30 Ocak 2020 Perşembe

SİNAN MEYDAN: Sözde Ermeni Kırımını TANIYAN PADİŞAH




SİNAN MEYDAN: Sözde Ermeni Kırımını TANIYAN PADİŞAH

"Sizlere yemin ederim ki ben masumum! Son sözüm bugün de budur yarın da budur. Ecnebi devletlere yaranmak için beni asıyorlar. Eğer adalet buna diyorlarsa kahrolsun böyle adalet!" (Kaymakam Kemal Bey 10 Nisan 1919)

Barış Pınarı Harekâtı sırasında iyice gerilen Türk-Amerikan ilişkileri sonrasında geçtiğimiz hafta ABD Temsilciler Meclisi sözde Ermeni soykırımı tasarısını kabul etti.

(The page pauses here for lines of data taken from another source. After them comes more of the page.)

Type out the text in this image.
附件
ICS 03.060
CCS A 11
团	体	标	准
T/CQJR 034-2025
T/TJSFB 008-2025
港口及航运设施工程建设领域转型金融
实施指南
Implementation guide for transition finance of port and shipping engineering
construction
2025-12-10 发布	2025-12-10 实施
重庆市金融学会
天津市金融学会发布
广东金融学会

Emperyalizm "1915 Ermeni tehcirini" 1919'dan beri Türkiye'ye karşı bir silah olarak kullanıyor. Şöyle ki ilk olarak bundan tam 100 yıl önce 1919'da o zamanın emperyalist gücü İngiltere İstanbul'u işgal eder etmez işbirlikçi saray hükümetine "tehciri" "kırım" tehcire karışanları da "kırım suçlusu" olarak kabul ettirmişti. İngilizlere yaranmak isteyen Padişah Vahdettin ise Ermeni tehcirine karışanları "kırım suçlusu" olarak kabul etmiş ve saray hükümetleri eliyle İngilizlere teslim etmişti.

İNGİLİZLERE YARANMAK İÇİN

30 Ekim 1918 tarihli Mondros Ateşkes Antlaşması'ndan hemen sonra 13 Kasım 1918'de İtilaf devletleri İstanbul'u fiilen işgal ettiler.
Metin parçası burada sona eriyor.